The authors found that individuals were risk averse (Arrow-Pratt coefficient of risk aversion,
expressed in standard deviations, of r = 0.46 (median: 0.35)). Females were more risk-averse than males. The authors also found that 67% of respondents were prudent as well. “The mean (median) value of the simple prudence measure, expressed in standard deviations, is pCE = 0.80 (0.36) , with 0 indicating prudence neutrality.” Fifty seven percent of respondents were also temperate. The mean (median) Denuit-Eeckhoudt measure of temperance was = 0.30 (0.02).

Relevance to health care

Do these findings matter for health care? It turns out the answer is ‘yes’. The authors look at unhealthy behaviors (e.g., high BMI, lack of physical activity, smoking and drinking), as well as addictive smart phone use and relate these behaviors to measures of risk aversion, prudence and temperance.

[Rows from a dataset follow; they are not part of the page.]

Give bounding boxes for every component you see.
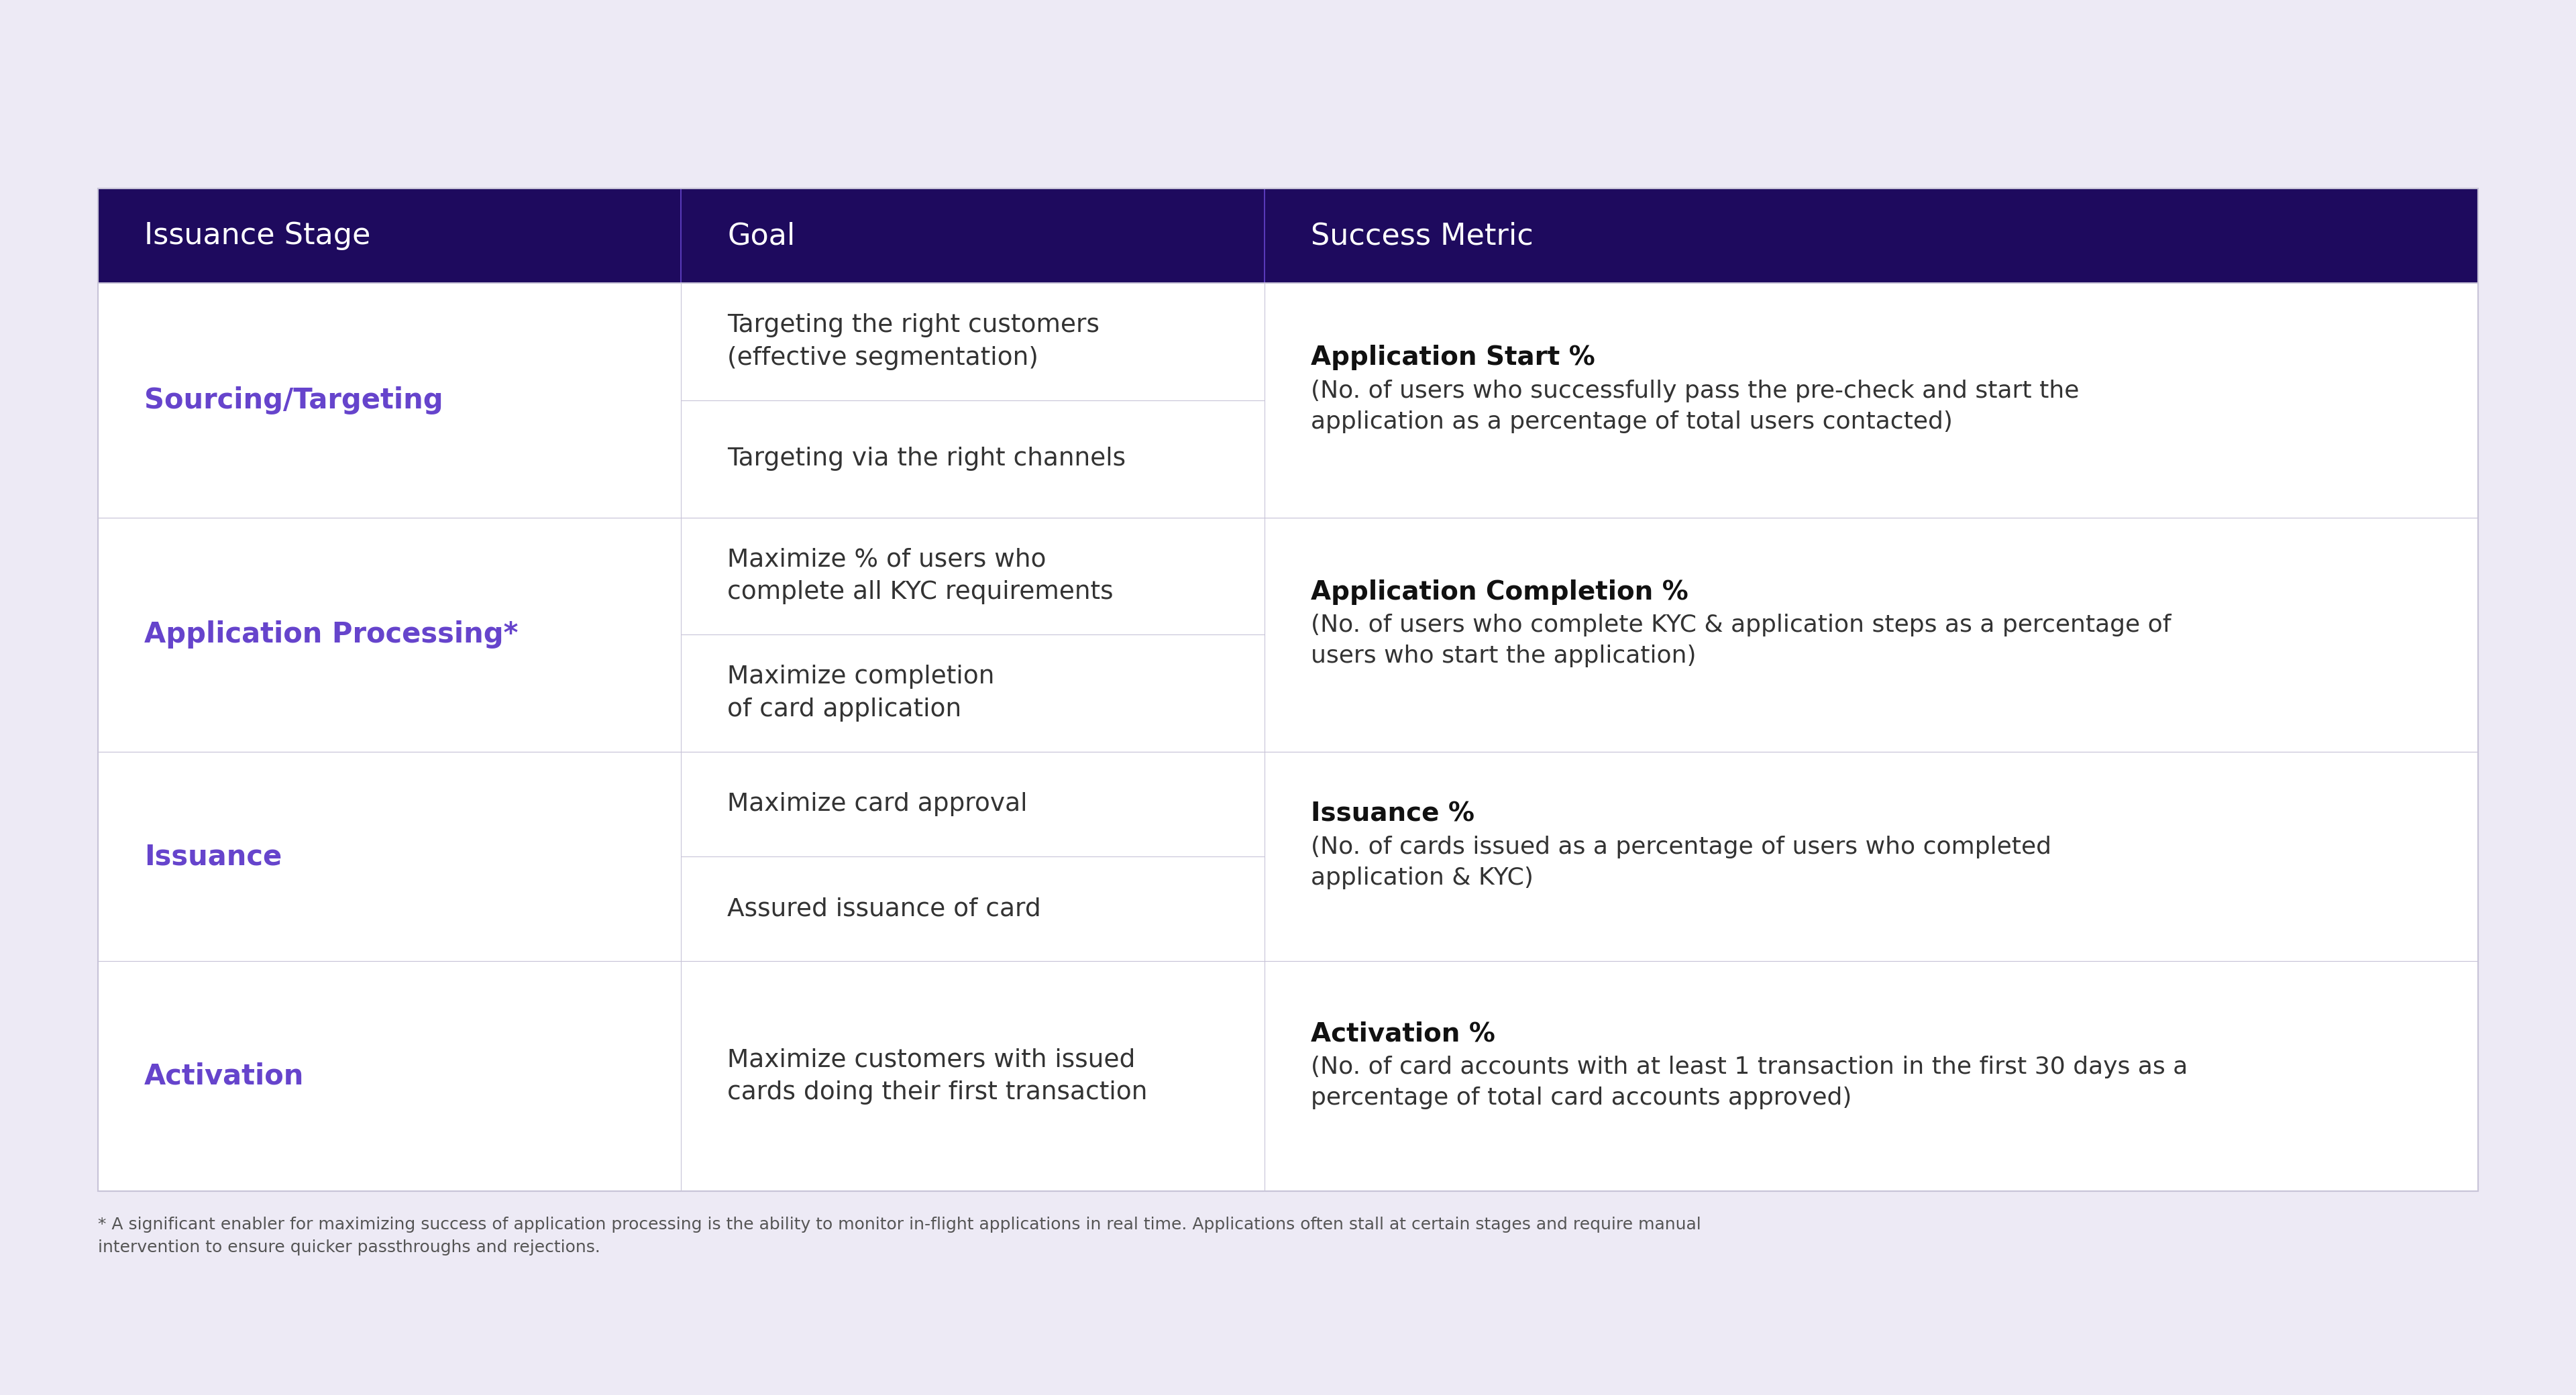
Text: Assured issuance of card: Assured issuance of card	[726, 897, 1041, 921]
Text: Activation: Activation	[144, 1062, 304, 1091]
Text: Application Start %: Application Start %	[1311, 345, 1595, 371]
Text: Maximize customers with issued
cards doing their first transaction: Maximize customers with issued cards doi…	[726, 1048, 1146, 1105]
Text: Maximize completion
of card application: Maximize completion of card application	[726, 665, 994, 721]
Text: (No. of users who successfully pass the pre-check and start the
application as a: (No. of users who successfully pass the …	[1311, 379, 2079, 434]
Bar	[98, 518, 2478, 752]
Bar	[98, 961, 2478, 1191]
Text: Goal: Goal	[726, 222, 796, 250]
Text: Targeting the right customers
(effective segmentation): Targeting the right customers (effective…	[726, 314, 1100, 370]
Text: Issuance %: Issuance %	[1311, 801, 1473, 827]
Bar	[98, 188, 2478, 283]
Text: Sourcing/Targeting: Sourcing/Targeting	[144, 386, 443, 414]
Text: Issuance: Issuance	[144, 843, 281, 870]
Text: Issuance Stage: Issuance Stage	[144, 222, 371, 250]
Text: Targeting via the right channels: Targeting via the right channels	[726, 446, 1126, 472]
Text: (No. of card accounts with at least 1 transaction in the first 30 days as a
perc: (No. of card accounts with at least 1 tr…	[1311, 1056, 2187, 1109]
Bar	[98, 283, 2478, 518]
Bar	[98, 188, 2478, 1191]
Text: Maximize % of users who
complete all KYC requirements: Maximize % of users who complete all KYC…	[726, 548, 1113, 604]
Text: Application Completion %: Application Completion %	[1311, 579, 1687, 605]
Text: (No. of cards issued as a percentage of users who completed
application & KYC): (No. of cards issued as a percentage of …	[1311, 836, 2050, 890]
Text: Maximize card approval: Maximize card approval	[726, 792, 1028, 816]
Bar	[98, 188, 2478, 283]
Text: (No. of users who complete KYC & application steps as a percentage of
users who : (No. of users who complete KYC & applica…	[1311, 614, 2172, 668]
Text: Success Metric: Success Metric	[1311, 222, 1533, 250]
Text: Application Processing*: Application Processing*	[144, 621, 518, 649]
Text: * A significant enabler for maximizing success of application processing is the : * A significant enabler for maximizing s…	[98, 1216, 1700, 1256]
Text: Activation %: Activation %	[1311, 1021, 1494, 1046]
Bar	[98, 752, 2478, 961]
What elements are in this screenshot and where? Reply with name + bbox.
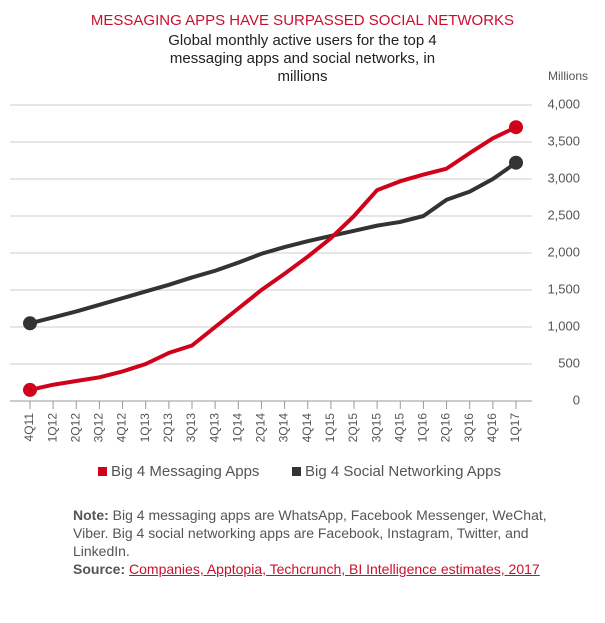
- chart-title: MESSAGING APPS HAVE SURPASSED SOCIAL NET…: [90, 12, 515, 29]
- legend-swatch: [98, 467, 107, 476]
- x-tick-label: 1Q16: [416, 413, 430, 443]
- legend-swatch: [292, 467, 301, 476]
- x-tick-label: 3Q15: [369, 413, 383, 443]
- y-tick-label: 3,000: [547, 170, 580, 185]
- x-tick-label: 2Q14: [254, 413, 268, 443]
- legend-label: Big 4 Social Networking Apps: [305, 463, 501, 480]
- x-tick-label: 3Q16: [462, 413, 476, 443]
- chart: Millions 0 500 1,000 1,500 2,000 2,500 3,000 3,…: [10, 69, 588, 480]
- y-tick-label: 2,000: [547, 244, 580, 259]
- y-tick-label: 1,000: [547, 318, 580, 333]
- x-tick-label: 1Q12: [45, 413, 59, 443]
- series-line: [29, 125, 517, 392]
- x-tick-label: 1Q17: [508, 413, 522, 443]
- x-tick-label: 2Q15: [346, 413, 360, 443]
- x-tick-label: 1Q14: [230, 413, 244, 443]
- y-tick-label: 500: [558, 355, 580, 370]
- end-marker: [23, 382, 37, 397]
- y-tick-label: 0: [573, 392, 580, 407]
- y-tick-label: 2,500: [547, 207, 580, 222]
- note-text: Big 4 messaging apps are WhatsApp, Faceb…: [73, 507, 547, 559]
- y-tick-label: 3,500: [547, 133, 580, 148]
- note-label: Note:: [73, 507, 109, 523]
- end-marker: [509, 155, 523, 170]
- x-tick-label: 4Q16: [485, 413, 499, 443]
- note: Note: Big 4 messaging apps are WhatsApp,…: [73, 506, 573, 560]
- x-tick-label: 1Q13: [138, 413, 152, 443]
- x-tick-label: 4Q13: [207, 413, 221, 443]
- series-line: [29, 161, 518, 326]
- y-tick-label: 1,500: [547, 281, 580, 296]
- x-tick-label: 1Q15: [323, 413, 337, 443]
- end-marker: [509, 120, 523, 135]
- y-tick-label: 4,000: [547, 96, 580, 111]
- x-tick-label: 2Q12: [68, 413, 82, 443]
- x-tick-label: 4Q14: [300, 413, 314, 443]
- x-tick-label: 3Q14: [277, 413, 291, 443]
- x-tick-label: 2Q13: [161, 413, 175, 443]
- x-tick-label: 4Q11: [22, 413, 36, 442]
- x-tick-label: 3Q12: [92, 413, 106, 443]
- end-marker: [23, 316, 37, 331]
- source: Source: Companies, Apptopia, Techcrunch,…: [73, 560, 573, 578]
- x-tick-label: 2Q16: [439, 413, 453, 443]
- source-text: Companies, Apptopia, Techcrunch, BI Inte…: [129, 561, 540, 577]
- notes: Note: Big 4 messaging apps are WhatsApp,…: [73, 506, 573, 578]
- y-axis-label: Millions: [548, 69, 588, 83]
- x-tick-label: 4Q12: [115, 413, 129, 443]
- source-label: Source:: [73, 561, 126, 577]
- x-tick-label: 3Q13: [184, 413, 198, 443]
- legend-label: Big 4 Messaging Apps: [111, 463, 259, 480]
- x-tick-label: 4Q15: [392, 413, 406, 443]
- chart-subtitle: Global monthly active users for the top …: [168, 32, 437, 85]
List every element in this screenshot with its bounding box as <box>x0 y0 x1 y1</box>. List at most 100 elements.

Most importantly, prudence is strongly related to health-related behavior, but risk
aversion is not. This holds particularly true for addictive behavior like the obsessive
use of smartphones, but also extends to including smoking and drinking, or being
overweight

Moreover, risk preferences matter wen using generalized and risk-adjusted cost effectiveness analysis (GRACE). While GRACE relies on risk preferences over quality of life outcomes (rather than financial outcomes), these findings–and the bisection methodology–is highly relevant to that literature as well.